Minestrone Pasta Saute with Ricotta

(Family Features) Constantly seeking out recipe-specific ingredients that may only be used once or twice can be a burden. Instead, keep your home stocked with necessities to simplify dinner prep with dishes made using common household staples.

One perfect example: pastas. These recipes for Minestrone Pasta Saute with Ricotta, Creamy One-Pot Spaghetti and Pasta in a Pinch include easily recognizable seasonings and canned goods for simple dinner solutions. Plus, they all include dairy, an irreplaceable part of a balanced diet as a source of essential nutrients.

Another way to scale back on unnecessary grocery purchases is to give yourself permission to modify.
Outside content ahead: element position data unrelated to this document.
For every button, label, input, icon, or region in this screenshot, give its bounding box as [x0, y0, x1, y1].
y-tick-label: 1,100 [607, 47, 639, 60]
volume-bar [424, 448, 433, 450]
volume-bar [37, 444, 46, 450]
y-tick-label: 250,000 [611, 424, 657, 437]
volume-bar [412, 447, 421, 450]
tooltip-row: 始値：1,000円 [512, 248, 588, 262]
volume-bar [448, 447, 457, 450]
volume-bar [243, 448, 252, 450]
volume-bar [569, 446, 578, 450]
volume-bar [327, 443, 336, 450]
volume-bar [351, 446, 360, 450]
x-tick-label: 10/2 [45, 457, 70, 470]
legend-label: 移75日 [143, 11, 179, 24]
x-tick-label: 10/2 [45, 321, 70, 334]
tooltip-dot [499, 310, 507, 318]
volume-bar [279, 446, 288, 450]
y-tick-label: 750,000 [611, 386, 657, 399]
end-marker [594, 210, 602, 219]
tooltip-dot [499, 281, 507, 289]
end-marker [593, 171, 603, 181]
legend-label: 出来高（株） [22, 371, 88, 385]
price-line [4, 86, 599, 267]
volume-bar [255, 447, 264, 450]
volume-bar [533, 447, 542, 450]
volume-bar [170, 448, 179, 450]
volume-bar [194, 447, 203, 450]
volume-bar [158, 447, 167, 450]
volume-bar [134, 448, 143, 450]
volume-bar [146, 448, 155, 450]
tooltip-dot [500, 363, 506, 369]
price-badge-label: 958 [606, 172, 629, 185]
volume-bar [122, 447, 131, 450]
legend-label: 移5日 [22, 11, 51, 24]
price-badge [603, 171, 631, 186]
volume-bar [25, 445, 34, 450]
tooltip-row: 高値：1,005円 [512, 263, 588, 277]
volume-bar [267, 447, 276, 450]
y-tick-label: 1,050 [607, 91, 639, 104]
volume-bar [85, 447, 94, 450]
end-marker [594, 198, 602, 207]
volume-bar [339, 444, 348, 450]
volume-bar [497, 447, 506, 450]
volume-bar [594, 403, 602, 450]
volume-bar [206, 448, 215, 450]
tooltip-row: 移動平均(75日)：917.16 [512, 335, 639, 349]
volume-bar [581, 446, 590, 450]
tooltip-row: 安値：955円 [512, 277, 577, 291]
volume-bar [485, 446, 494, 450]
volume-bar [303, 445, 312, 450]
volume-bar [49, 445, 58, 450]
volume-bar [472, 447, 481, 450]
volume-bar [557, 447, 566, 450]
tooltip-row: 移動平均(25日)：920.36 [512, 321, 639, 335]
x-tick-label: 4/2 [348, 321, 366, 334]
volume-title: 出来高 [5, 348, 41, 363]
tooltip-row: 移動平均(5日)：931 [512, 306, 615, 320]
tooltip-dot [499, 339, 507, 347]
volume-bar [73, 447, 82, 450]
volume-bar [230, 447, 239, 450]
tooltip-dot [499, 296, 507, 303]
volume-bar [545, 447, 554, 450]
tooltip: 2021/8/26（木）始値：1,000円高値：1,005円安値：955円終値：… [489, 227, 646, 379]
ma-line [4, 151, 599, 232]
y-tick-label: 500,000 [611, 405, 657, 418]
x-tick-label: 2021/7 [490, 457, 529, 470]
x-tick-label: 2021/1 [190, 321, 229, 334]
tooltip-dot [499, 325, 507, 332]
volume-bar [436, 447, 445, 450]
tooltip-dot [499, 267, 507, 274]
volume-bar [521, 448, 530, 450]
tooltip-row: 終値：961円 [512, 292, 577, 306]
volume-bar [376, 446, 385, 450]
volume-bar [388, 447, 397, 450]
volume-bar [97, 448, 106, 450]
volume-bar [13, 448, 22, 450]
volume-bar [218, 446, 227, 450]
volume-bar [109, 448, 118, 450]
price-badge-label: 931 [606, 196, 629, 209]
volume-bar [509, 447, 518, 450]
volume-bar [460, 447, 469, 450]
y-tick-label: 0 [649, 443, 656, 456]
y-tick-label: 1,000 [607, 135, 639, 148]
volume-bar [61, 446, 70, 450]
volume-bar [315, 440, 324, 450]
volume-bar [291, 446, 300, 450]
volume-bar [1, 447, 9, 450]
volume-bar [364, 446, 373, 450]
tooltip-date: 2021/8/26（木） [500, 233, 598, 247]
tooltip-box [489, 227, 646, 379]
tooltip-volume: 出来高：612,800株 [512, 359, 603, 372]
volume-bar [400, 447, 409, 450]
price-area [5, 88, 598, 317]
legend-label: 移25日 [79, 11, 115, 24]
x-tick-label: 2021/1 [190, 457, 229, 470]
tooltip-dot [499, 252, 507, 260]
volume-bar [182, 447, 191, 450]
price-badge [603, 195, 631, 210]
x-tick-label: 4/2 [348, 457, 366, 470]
Many recipes can be tweaked for personal preferences, such as using black beans rather than kidney beans or adjusting the amount of a spice used based on your family’s tastes.

Minestrone Pasta Saute with Ricotta

Recipe courtesy of Lori Yates of “Foxes Love Lemons” on behalf of Milk Means More

Prep time: 15 minutes
Cook time: 15 minutes
Servings: 4

8 ounces ditalini pasta
1 1/2 tablespoons extra-virgin olive oil
3 carrots, finely diced
3 cloves garlic, minced
1/2 medium onion, chopped
1/2 bunch kale, thinly sliced
1/2 pound green beans, trimmed and halved
1/4 cup dry white wine
1/2 pound lean ground beef (optional)
1 can (15 ounces) kidney beans, rinsed and drained
1 jar (24 ounces) marinara sauce
1/2 teaspoon kosher salt
1/4 teaspoon ground black pepper
1 cup Ricotta cheese
1/4 cup grated Parmesan cheese

In large pot of boiling salted water, cook pasta according to package instructions. Reserve 1/4 cup pasta cooking water then drain pasta.

In large skillet over medium-high heat, heat oil. Add carrots, garlic and onion; cook 3 minutes, or until vegetables start to soften, stirring occasionally. Add kale and green beans; cook 3 minutes, or until green beans are tender-crisp, stirring occasionally.

Add wine to skillet; cook 2 minutes, or until most liquid has evaporated. Transfer vegetables to medium bowl. If including meat, return skillet to medium-high heat. Add ground beef; cook 6-8 minutes, or until meat is cooked through, breaking up with side of spoon. Spoon off excess fat.

Reduce heat to medium-low. Add kidney beans, marinara sauce, salt, pepper, pasta, reserved pasta cooking water and cooked vegetable mixture to skillet with beef, if using. Cook 2 minutes, or until warmed through, stirring occasionally. Divide pasta between four pasta bowls or plates and top with Ricotta and Parmesan cheeses.